Besides keeping us safe, the international community has shared with us that it has helped them to save money and provide more free time. But not without its stresses. One of the negative effects is that the lines between work and personal life have become blurred.
Many employees were struggling with an ‘always on’ culture, where they felt like they needed to be constantly in work mode even before lockdown. Now, in this work from home environment, where household duties, work functions, parenting and downtime all blend, overlap and compete for time, it’s something that’s become even more challenging.
Almost half of employees say they can’t switch off
A recent survey conducted in Britain by Aviva, showed that 44% of employees say they feel like they can never fully switch off from work when they are working from home. An always-on environment affects life outside of work.
The technology that powers our lives and gives us this great work-from-anywhere mobility, can also trap us and make it feel impossible to not be in touch all the time. When this survey asked, 58% of employees said work has led to them neglecting their physical health, and 55% said it has impacted their mental wellbeing. 43% of respondents noted they are troubled by how much work interferes with their personal life.

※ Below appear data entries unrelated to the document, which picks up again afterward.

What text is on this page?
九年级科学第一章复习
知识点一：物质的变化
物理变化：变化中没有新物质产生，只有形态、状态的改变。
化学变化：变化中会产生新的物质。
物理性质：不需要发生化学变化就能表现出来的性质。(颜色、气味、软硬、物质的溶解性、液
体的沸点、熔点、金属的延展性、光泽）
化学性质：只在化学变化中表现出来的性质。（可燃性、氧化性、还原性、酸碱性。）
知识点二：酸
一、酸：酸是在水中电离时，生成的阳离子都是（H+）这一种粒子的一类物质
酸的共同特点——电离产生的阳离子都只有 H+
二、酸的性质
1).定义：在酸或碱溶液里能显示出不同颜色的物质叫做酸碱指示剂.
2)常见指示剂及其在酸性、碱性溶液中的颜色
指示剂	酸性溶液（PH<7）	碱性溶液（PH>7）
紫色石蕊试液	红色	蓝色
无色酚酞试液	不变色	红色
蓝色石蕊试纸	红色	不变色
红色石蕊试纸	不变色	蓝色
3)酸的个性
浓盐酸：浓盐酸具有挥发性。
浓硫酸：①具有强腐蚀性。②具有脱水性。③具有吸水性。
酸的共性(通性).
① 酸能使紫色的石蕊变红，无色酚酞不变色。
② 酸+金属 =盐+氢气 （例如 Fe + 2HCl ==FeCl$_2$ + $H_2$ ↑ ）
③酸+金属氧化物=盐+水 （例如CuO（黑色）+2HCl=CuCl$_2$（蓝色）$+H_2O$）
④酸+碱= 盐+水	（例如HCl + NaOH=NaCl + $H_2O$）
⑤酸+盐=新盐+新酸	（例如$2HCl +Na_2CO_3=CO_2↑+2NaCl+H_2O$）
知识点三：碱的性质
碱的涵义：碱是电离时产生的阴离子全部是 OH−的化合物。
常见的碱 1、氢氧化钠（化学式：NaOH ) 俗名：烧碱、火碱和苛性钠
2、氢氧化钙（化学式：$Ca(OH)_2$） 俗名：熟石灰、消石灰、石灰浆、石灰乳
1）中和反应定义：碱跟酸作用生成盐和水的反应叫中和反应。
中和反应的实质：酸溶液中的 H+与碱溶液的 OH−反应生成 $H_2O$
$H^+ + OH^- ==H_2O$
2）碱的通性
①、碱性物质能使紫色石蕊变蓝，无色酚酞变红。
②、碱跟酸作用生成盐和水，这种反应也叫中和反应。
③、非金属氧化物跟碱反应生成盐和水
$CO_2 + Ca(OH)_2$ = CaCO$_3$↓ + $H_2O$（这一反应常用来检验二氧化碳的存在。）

Working from home has meant it has become harder for many employees to switch off. But the pandemic has likely affected mindsets in other ways too. With competition in the job market high, workers may feel under pressure to appear they are always available.

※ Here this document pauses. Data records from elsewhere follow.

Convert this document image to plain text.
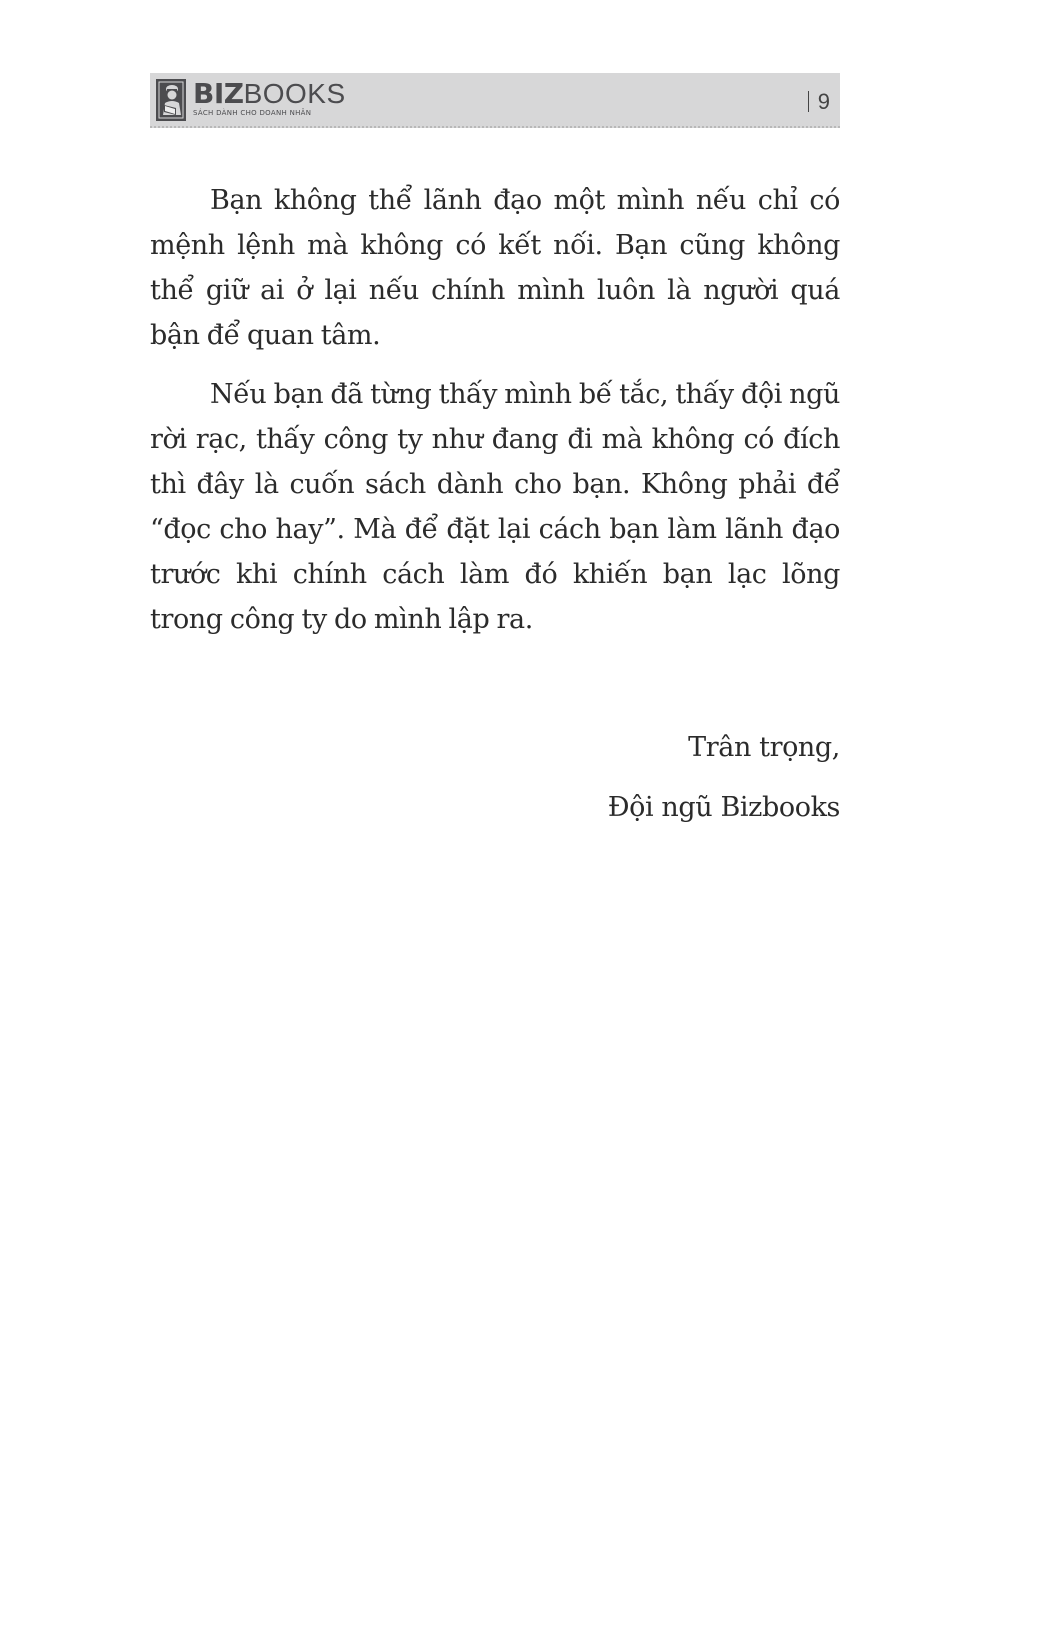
BIZBOOKS
SÁCH DÀNH CHO DOANH NHÂN	9

Bạn không thể lãnh đạo một mình nếu chỉ có mệnh lệnh mà không có kết nối. Bạn cũng không thể giữ ai ở lại nếu chính mình luôn là người quá bận để quan tâm.

Nếu bạn đã từng thấy mình bế tắc, thấy đội ngũ rời rạc, thấy công ty như đang đi mà không có đích thì đây là cuốn sách dành cho bạn. Không phải để “đọc cho hay”. Mà để đặt lại cách bạn làm lãnh đạo trước khi chính cách làm đó khiến bạn lạc lõng trong công ty do mình lập ra.

Trân trọng,
Đội ngũ Bizbooks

However, wellbeing plays a crucial role in productivity. Employees who can focus on their home life, the things they enjoy, and stay healthy are more likely to be productive. So, what can you do to switch off from work if you’re working from home?
1. Create a dedicated workspace
If you have the luxury of space in your home, an office can help to create boundaries. At the end of the day, you’re able to shut the door and step away from work.

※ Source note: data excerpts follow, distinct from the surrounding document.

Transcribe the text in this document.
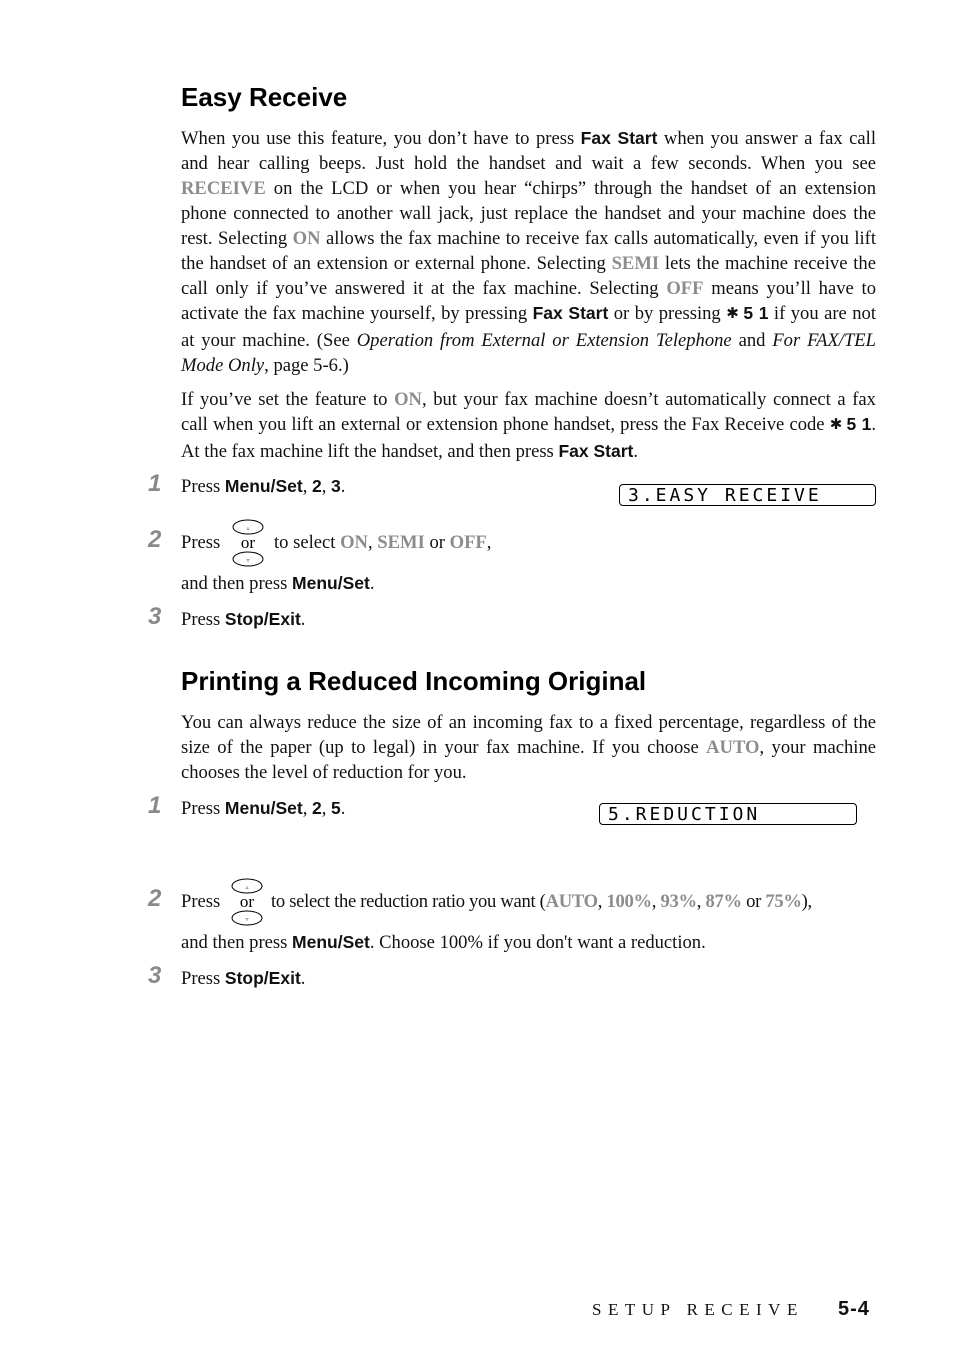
Easy Receive

When you use this feature, you don’t have to press Fax Start when you answer a fax call and hear calling beeps. Just hold the handset and wait a few seconds. When you see RECEIVE on the LCD or when you hear “chirps” through the handset of an extension phone connected to another wall jack, just replace the handset and your machine does the rest. Selecting ON allows the fax machine to receive fax calls automatically, even if you lift the handset of an extension or external phone. Selecting SEMI lets the machine receive the call only if you’ve answered it at the fax machine. Selecting OFF means you’ll have to activate the fax machine yourself, by pressing Fax Start or by pressing ✱ 5 1 if you are not at your machine. (See Operation from External or Extension Telephone and For FAX/TEL Mode Only, page 5-6.)

If you’ve set the feature to ON, but your fax machine doesn’t automatically connect a fax call when you lift an external or extension phone handset, press the Fax Receive code ✱ 5 1. At the fax machine lift the handset, and then press Fax Start.

1 Press Menu/Set, 2, 3.	3.EASY RECEIVE
2 Press
▵
▿
or to select ON, SEMI or OFF,
and then press Menu/Set.
3 Press Stop/Exit.
Printing a Reduced Incoming Original

You can always reduce the size of an incoming fax to a fixed percentage, regardless of the size of the paper (up to legal) in your fax machine. If you choose AUTO, your machine chooses the level of reduction for you.

1 Press Menu/Set, 2, 5.	5.REDUCTION
2 Press
▵
▿
or to select the reduction ratio you want (AUTO, 100%, 93%, 87% or 75%),
and then press Menu/Set. Choose 100% if you don't want a reduction.
3 Press Stop/Exit.
SETUP RECEIVE 5-4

For many people however, if a home office is out of the question, creating a dedicated space where you always work from, can make the transition to a work mindset easier. It might be a particular seat at your dining table for example. Having everything you need throughout the working day close to hand can minimise distractions and procrastination too. Routines around non-work functions that can force the blurring of boundaries can also help.
2. Give yourself some time to switch off
One of the challenges of working from home is that you don’t get the downtime between work and personal life that you normally would. Perhaps you used to enjoy reading a book as you commuted on public transport or played your favourite music on the drive home. These routines can help you split the day up and transition from work to home mode.
We’re not suggesting that you set aside the time you normally would commute, but a ten-minute activity at the start and end of each working day can help you separate the two. It could be doing some exercise, listening to an audiobook, or meditating, for example.
3. Set normal working hours
One of the benefits of working from home is that your working hours may have become more flexible. Without a commute, you may decide to start work earlier, for instance. However, creating a routine can help you separate work and personal life. Set out what your normal working hours will be and stick to them.
It’s important that your working hours are well communicated too. Make sure colleagues, clients and other stakeholders understand when they’ll be able to get in touch with you and when they can expect a delay in responses. It can help limit miscommunication and ensure collaborative tasks stay on track.
4. Establish boundaries between work and home
Setting clear boundaries between work and home can be difficult if your home has become your workspace. Setting boundaries can help create a clear distinction.
That means when you finish work, you focus on your personal life and give it your full attention, whether that is time with family, exercise, pursuing a hobby, or simply relaxing.
It’s a process that should go the other way too. Taking time out of your working day to do household chores can blur the lines and you may feel like you need to catch up outside of working hours as a result. If you’re not used to working from home or it’s a temporary situation, this can be challenging, especially if you have young children at home. Where possible, try to keep home tasks to set times of the day.
5. Turn off work technology
At the end of the working day, turn off the technology. That includes checking emails on your phone or personal computer. It can be a difficult habit to get into a first. Especially if you’re used to keeping up to date with what’s happening. However, even checking your emails for a few minutes can pull you back into work mode and mean that projects or other tasks are on your mind for the rest of the evening.
There might be times when you must be contactable. Where possible keep these to a minimum and for certain circumstance only, for example when a deadline is approaching.
As the coronavirus pandemic drags on and lockdowns continue, many people are feeling the strain in different ways. We hear as many people speaking positively about working from home as we hear about frustrations. By maintaining structure around your day and having demarcated blocks of time for work time and non-work time may help you to be more efficient, effective and healthier.